You hear noises, shouting, shoving, the thumps of baggage. What time is it? Seven, nine, eleven o’clock? You are barely aware that the daily commuters are piling into the car. Every time you glance through your baggy, sleep-laden eyelids, you see more people. And more. And more.
And more people than you ever thought could fit into a train car.
So many people that even a dozen men have jumped into the ladies car, theoretically, because no space remains elsewhere. People sit on top of each other, bags are jammed under your head, your outstretched legs. You realize that you need to pee. You realize it is impossible. You cannot descend from the rack. There is no place for you to go. At least nine Indians are installed outside the bathroom, sitting on the urine-tracked steel floor, holding scarves over their noses to fend against the smell.

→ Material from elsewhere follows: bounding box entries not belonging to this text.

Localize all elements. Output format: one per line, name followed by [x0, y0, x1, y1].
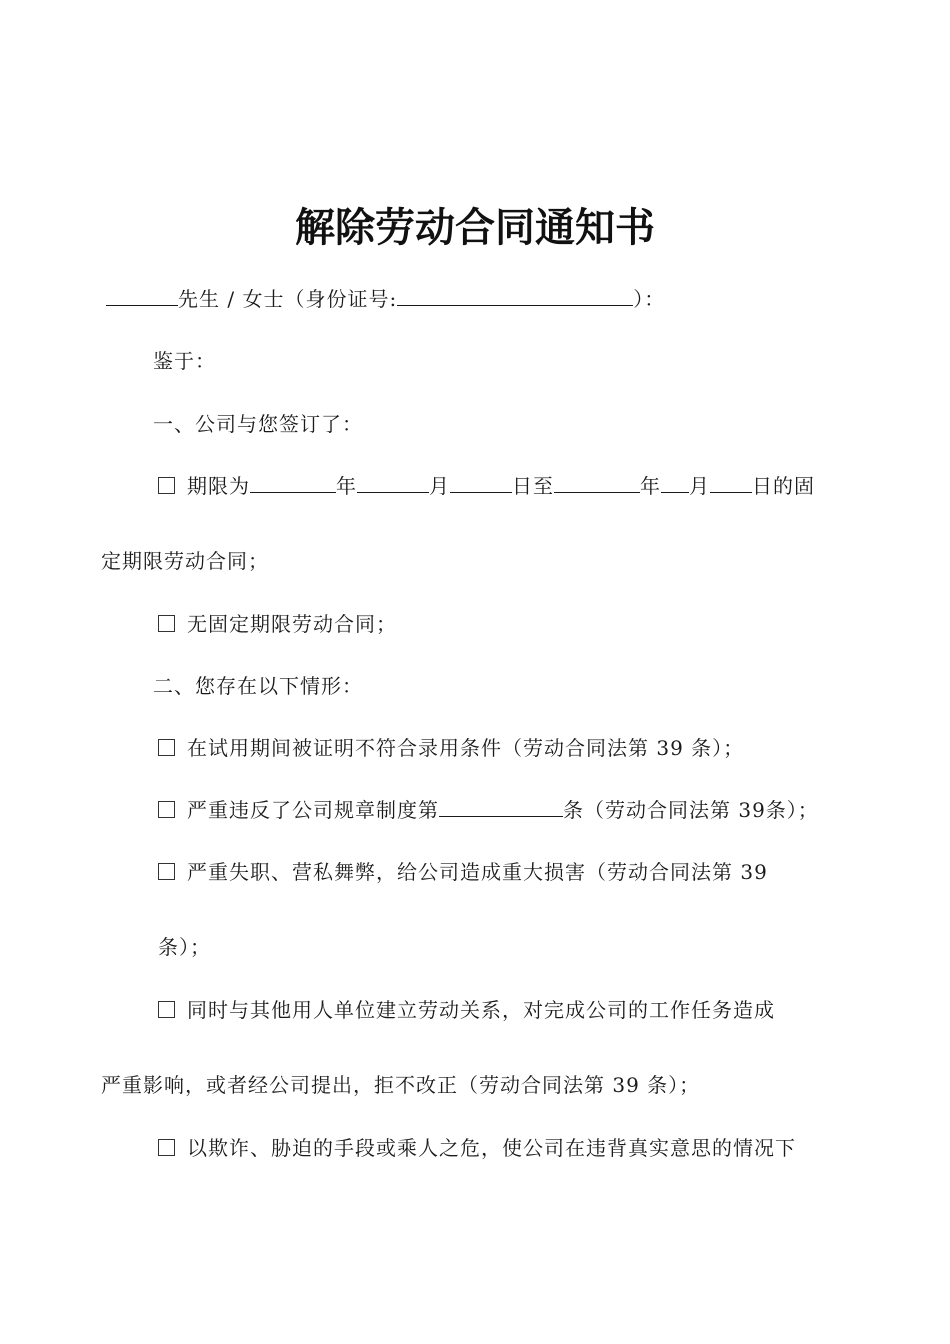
- reason-2-prefix: 严重违反了公司规章制度第: [187, 798, 439, 822]
- reason-item-5: [158, 1133, 796, 1163]
- reason-2-suffix: 条（劳动合同法第 39条）；: [563, 798, 819, 822]
- reason-3-line1: 严重失职、营私舞弊，给公司造成重大损害（劳动合同法第 39: [187, 860, 768, 884]
- fixed-term-option: [158, 471, 815, 501]
- reason-item-3: [158, 857, 768, 887]
- month-label-2: 月: [689, 474, 710, 498]
- document-title: 解除劳动合同通知书: [295, 205, 655, 251]
- year-label: 年: [336, 474, 357, 498]
- open-term-label: 无固定期限劳动合同；: [187, 612, 397, 636]
- fixed-term-checkbox[interactable]: [158, 477, 175, 494]
- day-suffix-label: 日的固: [752, 474, 815, 498]
- open-term-checkbox[interactable]: [158, 615, 175, 632]
- reason-3-line2: 条）；: [158, 935, 211, 959]
- reason-3-checkbox[interactable]: [158, 863, 175, 880]
- reason-4-checkbox[interactable]: [158, 1001, 175, 1018]
- start-month-blank[interactable]: [357, 472, 429, 493]
- reason-4-line2: 严重影响，或者经公司提出，拒不改正（劳动合同法第 39 条）；: [101, 1073, 701, 1097]
- end-year-blank[interactable]: [554, 472, 640, 493]
- fixed-term-continuation: 定期限劳动合同；: [101, 549, 269, 573]
- section1-heading: 一、公司与您签订了：: [153, 412, 363, 436]
- reason-item-2: [158, 795, 819, 825]
- reason-2-checkbox[interactable]: [158, 801, 175, 818]
- reason-item-4: [158, 995, 775, 1025]
- end-month-blank[interactable]: [661, 472, 689, 493]
- day-to-label: 日至: [512, 474, 554, 498]
- section2-heading: 二、您存在以下情形：: [153, 674, 363, 698]
- id-label: （身份证号:: [284, 287, 398, 311]
- salutation-line: [106, 284, 665, 314]
- name-blank[interactable]: [106, 285, 178, 306]
- open-term-option: [158, 609, 397, 639]
- reason-5-label: 以欺诈、胁迫的手段或乘人之危，使公司在违背真实意思的情况下: [187, 1136, 796, 1160]
- reason-1-label: 在试用期间被证明不符合录用条件（劳动合同法第 39 条）；: [187, 736, 745, 760]
- gender-label: 先生 / 女士: [178, 287, 285, 311]
- whereas-label: 鉴于：: [153, 349, 216, 373]
- reason-item-1: [158, 733, 744, 763]
- reason-4-line1: 同时与其他用人单位建立劳动关系，对完成公司的工作任务造成: [187, 998, 775, 1022]
- regulation-article-blank[interactable]: [439, 796, 563, 817]
- id-number-blank[interactable]: [397, 285, 633, 306]
- year-label-2: 年: [640, 474, 661, 498]
- start-year-blank[interactable]: [250, 472, 336, 493]
- reason-1-checkbox[interactable]: [158, 739, 175, 756]
- reason-5-checkbox[interactable]: [158, 1139, 175, 1156]
- month-label: 月: [429, 474, 450, 498]
- end-day-blank[interactable]: [710, 472, 752, 493]
- fixed-term-prefix: 期限为: [187, 474, 250, 498]
- id-close: ）：: [633, 287, 666, 311]
- start-day-blank[interactable]: [450, 472, 512, 493]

You search for a glimpse of your rucksack, praying its still there. “Green bag? Hello! You see green bag?” Head bobble. Then you peer down at the floor near the door and see no sign of your shoes. “Black shoes? Black flip flops? By your feet?” Sorry Madame, no shoes here. Sonofabitch. They’ve been kicked out the door by the stampede, lost forever.
You start to panic because you realize you would never be able to get your bag unlocked and out from under the seat, let alone your body off the train, in time, were you to arrive at your stop. Maeva’s bag, too, is buried deep in the sea of people.
By this point, you’ve been on the luggage rack for—oh, who knows? Roughly fifteen hours—and both of you desperately need to move, stretch, shift, do something. So you devote the next three hours to an intricate series of tiger-and-ninja tactics, moving around the car via racks and bars, hovering over heads, dipping here, swapping there, until you manage to use your senior “I’ve been on this train since Mumbai, bitches!” clout to secure better seating on a mid-range luggage rack. And you perch there, like a hawk, watching the crowd, timing the tides with every train stop. A hole emerges. You dive down to sea-level. Shove and elbow your way past bodies, and then lean face first over a child and into the black depths below the seat, where you find your bag. It’s stuffed tightly into a corner, its cable lock stretched to the max. You start tossing other people’s handbags left and right, into the aisle, onto laps, dial the cable code, and start to pull. The extraction is tedious. Turns out all those nifty straps and buckles just love to snag on everything imaginable. But you are victorious. You hoist your trophy over your head like a heavyweight boxing champion and place it where your old bed used to be, then rejoin Maeva. Then it takes another god-knows-how-long to get your bag from there over to your new perch with Maeva.
9pm. Your train pulls into Jhansi, and you and Maeva cry out delightedly. After riding out a human landslide, your feet hit the concrete platform. Then you jump for joy. Dance, twist, wiggle. Freedom!
It feels really good to be back in action. You literally cannot wait to be a disagreeable bastard with the first rickshaw driver who tries to lure you into his vehicle.